Terrorism: Sept. 11 plot suspect alludes to 'secret evidence' and mistaken identity. He makes 'a bad situation more difficult,' the court tells him.

June 14, 2002|ERIC LICHTBLAU | TIMES STAFF WRITER

ALEXANDRIA, Va. — A federal judge on Thursday grudgingly allowed accused terrorist Zacarias Moussaoui to represent himself at his upcoming conspiracy trial, but an upset Moussaoui demanded to be freed from prison immediately because he says authorities are wrongfully trying to implicate him in the Sept. 11 hijackings.

Moussaoui, declared mentally competent moments earlier by U.S. District Judge Leonie Brinkema, told a packed federal courtroom he has ''secret evidence'' showing that authorities on both sides of the Atlantic have been trailing him for years.

''I have physical evidence that the government was monitoring my movements since I entered the United States of America.... They knew I was not in contact with these people who are supposed to have done the hijacking,'' he said.

Moussaoui, the only person charged in the United States as part of the Sept. 11 conspiracy, insisted on giving a street address in London where he said armed British police raided his home in 1998. That address alone, Moussaoui said, should be enough to ''see me leaving the jail today.''

The defendant was so adamant about giving the London address, spelling the street and coming back to it several times, that FBI agents in the courtroom had it checked out to make sure it was not a coded message to outside terrorists, according to a law enforcement source who asked not to be identified. The address appeared to match an address where he had actually lived.

Authorities suspect Moussaoui was slated to be the ''20th hijacker'' had he not been jailed in Minneapolis last summer on an immigration violation after he acted suspiciously at a flight training school. Although prosecutors have not alleged that Moussaoui had any direct contact with the 19 hijackers, they say his activities--in attending flight training school and receiving a $14,000 wire transfer from a suspected terrorist--mirrored those of the Sept. 11 terrorists.

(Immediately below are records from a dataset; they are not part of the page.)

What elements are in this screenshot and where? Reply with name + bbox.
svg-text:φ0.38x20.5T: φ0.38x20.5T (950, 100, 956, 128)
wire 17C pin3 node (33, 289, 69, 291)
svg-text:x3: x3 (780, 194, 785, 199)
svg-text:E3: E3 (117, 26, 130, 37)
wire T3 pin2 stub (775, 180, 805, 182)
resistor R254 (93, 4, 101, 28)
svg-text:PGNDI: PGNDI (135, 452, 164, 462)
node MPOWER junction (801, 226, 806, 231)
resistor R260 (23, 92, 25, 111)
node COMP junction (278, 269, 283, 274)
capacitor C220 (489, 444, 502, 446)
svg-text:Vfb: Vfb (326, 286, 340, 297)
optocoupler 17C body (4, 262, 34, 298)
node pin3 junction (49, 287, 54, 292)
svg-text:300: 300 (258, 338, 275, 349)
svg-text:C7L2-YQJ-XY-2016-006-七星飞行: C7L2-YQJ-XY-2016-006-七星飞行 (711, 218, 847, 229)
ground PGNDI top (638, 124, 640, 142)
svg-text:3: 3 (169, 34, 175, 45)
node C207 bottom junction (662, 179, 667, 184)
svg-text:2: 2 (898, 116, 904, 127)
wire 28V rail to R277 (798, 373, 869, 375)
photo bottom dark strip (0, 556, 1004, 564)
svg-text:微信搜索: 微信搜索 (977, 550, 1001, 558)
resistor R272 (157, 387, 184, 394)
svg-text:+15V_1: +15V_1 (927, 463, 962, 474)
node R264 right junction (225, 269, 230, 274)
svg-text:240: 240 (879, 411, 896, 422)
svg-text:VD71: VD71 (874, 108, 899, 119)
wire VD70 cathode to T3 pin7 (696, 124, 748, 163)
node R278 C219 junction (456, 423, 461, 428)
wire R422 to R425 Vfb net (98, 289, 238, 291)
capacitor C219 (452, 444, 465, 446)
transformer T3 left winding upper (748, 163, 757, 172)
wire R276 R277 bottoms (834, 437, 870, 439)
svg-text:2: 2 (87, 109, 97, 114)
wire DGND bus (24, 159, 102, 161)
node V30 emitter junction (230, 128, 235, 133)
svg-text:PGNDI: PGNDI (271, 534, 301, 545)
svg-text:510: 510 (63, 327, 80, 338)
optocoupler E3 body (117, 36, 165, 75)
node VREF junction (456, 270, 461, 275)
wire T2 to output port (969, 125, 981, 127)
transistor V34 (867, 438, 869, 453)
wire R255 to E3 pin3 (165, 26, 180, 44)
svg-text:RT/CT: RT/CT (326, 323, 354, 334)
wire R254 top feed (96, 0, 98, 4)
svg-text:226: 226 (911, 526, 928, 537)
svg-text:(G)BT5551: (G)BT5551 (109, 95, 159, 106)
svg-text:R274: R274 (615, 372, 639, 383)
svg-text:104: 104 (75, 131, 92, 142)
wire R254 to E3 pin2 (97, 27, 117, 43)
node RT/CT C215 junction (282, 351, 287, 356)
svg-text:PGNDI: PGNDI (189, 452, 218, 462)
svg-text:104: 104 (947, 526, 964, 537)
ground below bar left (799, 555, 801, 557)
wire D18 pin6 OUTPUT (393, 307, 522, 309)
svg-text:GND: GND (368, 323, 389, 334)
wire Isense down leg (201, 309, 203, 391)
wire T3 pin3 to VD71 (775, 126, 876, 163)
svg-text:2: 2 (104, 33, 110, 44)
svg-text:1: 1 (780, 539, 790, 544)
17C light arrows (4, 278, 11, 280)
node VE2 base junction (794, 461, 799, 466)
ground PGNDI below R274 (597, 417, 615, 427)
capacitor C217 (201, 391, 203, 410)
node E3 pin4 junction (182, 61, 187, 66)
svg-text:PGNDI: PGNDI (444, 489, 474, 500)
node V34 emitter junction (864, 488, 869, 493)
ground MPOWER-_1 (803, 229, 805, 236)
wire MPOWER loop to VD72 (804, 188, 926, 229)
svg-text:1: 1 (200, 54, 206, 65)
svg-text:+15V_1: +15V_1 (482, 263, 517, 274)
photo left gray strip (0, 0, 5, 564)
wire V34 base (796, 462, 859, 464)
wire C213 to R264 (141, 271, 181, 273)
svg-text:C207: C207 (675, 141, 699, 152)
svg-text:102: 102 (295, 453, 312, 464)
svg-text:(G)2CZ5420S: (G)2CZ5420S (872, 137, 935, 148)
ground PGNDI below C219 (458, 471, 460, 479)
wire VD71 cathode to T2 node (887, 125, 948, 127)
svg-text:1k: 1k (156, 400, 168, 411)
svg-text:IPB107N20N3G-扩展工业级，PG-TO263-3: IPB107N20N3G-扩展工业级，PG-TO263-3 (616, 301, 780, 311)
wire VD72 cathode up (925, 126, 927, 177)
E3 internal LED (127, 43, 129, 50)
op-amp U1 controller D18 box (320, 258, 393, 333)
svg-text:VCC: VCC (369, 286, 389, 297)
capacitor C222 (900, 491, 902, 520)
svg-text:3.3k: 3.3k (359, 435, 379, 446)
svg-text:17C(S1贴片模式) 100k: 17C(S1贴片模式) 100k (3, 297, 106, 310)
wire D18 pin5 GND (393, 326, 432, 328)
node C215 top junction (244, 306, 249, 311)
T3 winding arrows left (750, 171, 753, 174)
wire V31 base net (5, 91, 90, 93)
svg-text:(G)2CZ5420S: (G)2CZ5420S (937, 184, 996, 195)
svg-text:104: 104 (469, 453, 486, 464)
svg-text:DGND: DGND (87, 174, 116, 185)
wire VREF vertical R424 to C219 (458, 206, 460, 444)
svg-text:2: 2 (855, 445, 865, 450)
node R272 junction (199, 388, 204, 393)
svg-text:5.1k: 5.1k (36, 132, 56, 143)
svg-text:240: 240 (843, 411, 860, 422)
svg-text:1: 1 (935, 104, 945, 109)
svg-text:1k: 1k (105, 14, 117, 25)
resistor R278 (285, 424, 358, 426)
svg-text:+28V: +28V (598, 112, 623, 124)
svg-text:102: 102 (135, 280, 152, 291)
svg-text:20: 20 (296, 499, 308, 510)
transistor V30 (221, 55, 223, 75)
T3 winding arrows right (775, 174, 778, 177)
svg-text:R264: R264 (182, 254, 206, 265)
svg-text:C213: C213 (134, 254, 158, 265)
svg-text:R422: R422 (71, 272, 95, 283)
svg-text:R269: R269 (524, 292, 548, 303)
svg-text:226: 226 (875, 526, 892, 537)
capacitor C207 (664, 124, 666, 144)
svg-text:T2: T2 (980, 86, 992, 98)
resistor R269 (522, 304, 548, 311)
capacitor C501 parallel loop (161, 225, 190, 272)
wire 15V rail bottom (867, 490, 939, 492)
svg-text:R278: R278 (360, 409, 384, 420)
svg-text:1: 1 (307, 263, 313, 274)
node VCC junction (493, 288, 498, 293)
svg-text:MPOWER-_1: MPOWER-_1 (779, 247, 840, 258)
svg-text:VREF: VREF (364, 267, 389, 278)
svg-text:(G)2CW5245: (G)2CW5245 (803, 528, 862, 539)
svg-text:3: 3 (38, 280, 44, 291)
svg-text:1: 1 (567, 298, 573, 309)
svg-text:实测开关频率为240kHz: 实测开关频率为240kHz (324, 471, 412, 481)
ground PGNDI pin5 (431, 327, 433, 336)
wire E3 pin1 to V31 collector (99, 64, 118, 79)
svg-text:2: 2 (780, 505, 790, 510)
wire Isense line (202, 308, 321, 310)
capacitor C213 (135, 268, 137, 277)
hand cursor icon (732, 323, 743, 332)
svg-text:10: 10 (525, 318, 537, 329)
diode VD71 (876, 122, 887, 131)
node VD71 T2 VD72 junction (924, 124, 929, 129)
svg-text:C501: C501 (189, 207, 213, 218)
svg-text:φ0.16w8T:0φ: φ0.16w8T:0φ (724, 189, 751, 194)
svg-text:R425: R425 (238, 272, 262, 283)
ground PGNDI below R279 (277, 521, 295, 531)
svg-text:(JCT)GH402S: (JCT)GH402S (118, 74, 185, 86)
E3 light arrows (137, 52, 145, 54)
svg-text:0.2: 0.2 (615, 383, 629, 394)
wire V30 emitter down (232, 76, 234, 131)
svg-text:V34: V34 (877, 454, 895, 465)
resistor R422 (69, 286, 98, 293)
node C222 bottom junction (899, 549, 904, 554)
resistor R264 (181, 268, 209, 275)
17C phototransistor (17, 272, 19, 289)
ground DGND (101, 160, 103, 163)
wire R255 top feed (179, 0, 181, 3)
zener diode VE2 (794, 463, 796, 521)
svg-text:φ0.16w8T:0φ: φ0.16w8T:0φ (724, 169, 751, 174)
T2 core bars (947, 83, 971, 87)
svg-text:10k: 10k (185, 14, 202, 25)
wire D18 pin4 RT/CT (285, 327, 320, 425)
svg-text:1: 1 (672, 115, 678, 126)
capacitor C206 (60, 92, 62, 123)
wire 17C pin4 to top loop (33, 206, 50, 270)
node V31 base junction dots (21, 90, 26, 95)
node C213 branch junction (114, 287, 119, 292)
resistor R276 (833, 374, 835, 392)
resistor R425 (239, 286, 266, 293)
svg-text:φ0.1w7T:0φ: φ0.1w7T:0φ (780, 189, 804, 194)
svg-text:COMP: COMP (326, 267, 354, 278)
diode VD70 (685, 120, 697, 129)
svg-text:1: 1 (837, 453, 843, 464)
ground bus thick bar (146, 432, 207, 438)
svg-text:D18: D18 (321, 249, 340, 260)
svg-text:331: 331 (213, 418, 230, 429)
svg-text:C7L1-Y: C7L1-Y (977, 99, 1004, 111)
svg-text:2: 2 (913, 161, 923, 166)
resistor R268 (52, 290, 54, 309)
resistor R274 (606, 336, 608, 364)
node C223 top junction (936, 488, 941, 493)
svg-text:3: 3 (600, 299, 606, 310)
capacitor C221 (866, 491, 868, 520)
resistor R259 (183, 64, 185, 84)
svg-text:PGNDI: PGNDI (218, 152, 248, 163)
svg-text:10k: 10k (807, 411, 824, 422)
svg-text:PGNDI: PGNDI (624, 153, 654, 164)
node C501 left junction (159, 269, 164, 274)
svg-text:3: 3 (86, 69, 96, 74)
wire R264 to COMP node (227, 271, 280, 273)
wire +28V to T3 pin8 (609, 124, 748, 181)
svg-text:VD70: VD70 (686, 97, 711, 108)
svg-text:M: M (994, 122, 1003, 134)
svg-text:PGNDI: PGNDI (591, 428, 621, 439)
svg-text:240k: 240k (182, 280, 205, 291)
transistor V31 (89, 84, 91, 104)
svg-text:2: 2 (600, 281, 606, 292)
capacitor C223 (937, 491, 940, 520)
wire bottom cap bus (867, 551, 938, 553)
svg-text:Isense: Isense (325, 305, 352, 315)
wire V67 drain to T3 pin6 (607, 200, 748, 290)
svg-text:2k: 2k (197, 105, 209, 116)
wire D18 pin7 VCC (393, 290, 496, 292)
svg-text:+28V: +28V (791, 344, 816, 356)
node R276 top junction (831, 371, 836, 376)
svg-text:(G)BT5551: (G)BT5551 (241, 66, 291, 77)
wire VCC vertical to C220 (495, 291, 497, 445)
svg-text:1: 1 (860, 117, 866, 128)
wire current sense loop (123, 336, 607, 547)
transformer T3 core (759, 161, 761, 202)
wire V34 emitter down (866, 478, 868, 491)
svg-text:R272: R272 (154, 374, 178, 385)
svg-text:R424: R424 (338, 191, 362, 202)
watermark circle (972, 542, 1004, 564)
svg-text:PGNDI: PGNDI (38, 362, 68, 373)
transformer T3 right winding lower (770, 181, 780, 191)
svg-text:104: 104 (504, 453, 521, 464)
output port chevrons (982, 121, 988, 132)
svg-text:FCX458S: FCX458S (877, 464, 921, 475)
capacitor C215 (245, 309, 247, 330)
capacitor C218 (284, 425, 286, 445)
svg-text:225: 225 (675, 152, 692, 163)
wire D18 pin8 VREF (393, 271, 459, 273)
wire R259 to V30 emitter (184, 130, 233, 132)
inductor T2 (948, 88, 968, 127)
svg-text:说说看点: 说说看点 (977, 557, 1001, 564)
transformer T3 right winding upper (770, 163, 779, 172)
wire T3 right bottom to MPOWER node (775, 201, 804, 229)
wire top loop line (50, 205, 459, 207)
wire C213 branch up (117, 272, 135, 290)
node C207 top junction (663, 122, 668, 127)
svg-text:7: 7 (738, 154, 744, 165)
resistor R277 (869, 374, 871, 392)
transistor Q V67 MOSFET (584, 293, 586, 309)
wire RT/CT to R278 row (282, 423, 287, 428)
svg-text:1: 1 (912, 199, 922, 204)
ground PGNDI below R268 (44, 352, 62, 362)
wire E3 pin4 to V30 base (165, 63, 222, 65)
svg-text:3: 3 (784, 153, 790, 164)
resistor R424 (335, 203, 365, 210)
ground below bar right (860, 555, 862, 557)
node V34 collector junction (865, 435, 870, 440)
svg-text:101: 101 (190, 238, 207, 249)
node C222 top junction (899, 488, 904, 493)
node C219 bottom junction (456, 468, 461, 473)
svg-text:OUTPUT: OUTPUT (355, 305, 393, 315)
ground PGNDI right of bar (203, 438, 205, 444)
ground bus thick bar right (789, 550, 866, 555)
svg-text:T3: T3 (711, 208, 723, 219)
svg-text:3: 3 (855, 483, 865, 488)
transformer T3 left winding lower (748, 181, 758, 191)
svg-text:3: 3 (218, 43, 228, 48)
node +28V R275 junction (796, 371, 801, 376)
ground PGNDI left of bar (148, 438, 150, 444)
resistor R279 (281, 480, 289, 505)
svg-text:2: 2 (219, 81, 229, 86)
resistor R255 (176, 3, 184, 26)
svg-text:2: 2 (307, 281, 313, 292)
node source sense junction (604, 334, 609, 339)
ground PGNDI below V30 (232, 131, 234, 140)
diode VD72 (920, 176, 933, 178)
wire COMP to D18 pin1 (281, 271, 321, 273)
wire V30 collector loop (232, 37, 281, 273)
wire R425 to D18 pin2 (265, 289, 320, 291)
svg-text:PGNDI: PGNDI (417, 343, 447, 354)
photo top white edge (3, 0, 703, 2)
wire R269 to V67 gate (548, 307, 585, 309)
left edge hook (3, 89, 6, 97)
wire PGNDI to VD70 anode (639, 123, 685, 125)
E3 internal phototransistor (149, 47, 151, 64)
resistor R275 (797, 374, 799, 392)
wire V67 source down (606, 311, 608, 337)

Moussaoui's latest dramatic court appearance included none of the violent invective that marked an earlier diatribe in April, when he stunned the courtroom by calling for the destruction of America and Jews everywhere.

But in his dialogue with Brinkema on Thursday, Moussaoui ratcheted up his charges that the government--and his former defense attorneys--were conspiring to have him killed. He said that is why he wants to defend himself, perhaps with help from an unidentified Muslim lawyer who contacted him a few months ago.

''My life is at risk and I will never compromise it,'' Moussaoui said. ''My life is very precious to me, it is given by God, and I will not play with it.''

Former defense attorney Frank Dunham Jr., who was relegated to the role of ''standby'' counsel midway through the hearing after the judge ruled that Moussaoui could represent himself, told reporters that the defendant's conspiracy theory is the ''rambling'' of a disturbed man.

Dunham and colleagues on the former defense team said Moussaoui's conspiracy defense was news to them.

''If you try to figure out the significance of anything he said, you're wasting your time,'' Dunham said. Calling Moussaoui's decision to be his own lawyer ''a disaster," he added: "There's no way he can get a fair trial representing himself.''

The judge herself told Moussaoui--who is not a lawyer but says he received a master's degree in business in England--that she thought his decision was unwise. ''You make a bad situation more difficult,'' Brinkema said.

Among a host of potential problems cited by the judge and attorneys in the case, Moussaoui will likely be denied access to sensitive national security material that would normally be reviewed by defense attorneys, and it could take him months to prepare for a trial tentatively scheduled to start at the end of September. Moussaoui agreed to accept a computer at the jail to prepare for the case only after the judge assured him that his former attorneys will not set it up.

Nonetheless, the judge said that, based in part on a psychological evaluation and the observations of Moussaoui's jailers in Alexandria, she believes he is mentally competent to represent himself. She then asked Moussaoui whether he understands how serious the charges against him are and that several counts carry a mandatory sentence of life in prison without parole, or the death penalty.

''I understand fully the gravity of the charges,'' Moussaoui said in a clipped French accent. ''I understand fully the U.S. system of justice, and [if convicted] I will never see the light again.''

Brinkema concluded that, although Moussaoui's decision is clearly unorthodox, ''I'm satisfied that you understand what you are doing by waiving your right to counsel.''

The judge was reluctant to let Moussaoui delve into his proclamations of innocence, cutting him off repeatedly as he began making cryptic allegations about the ''secret evidence'' against him.

''You've won your motion. That's the end of it,'' Brinkema said.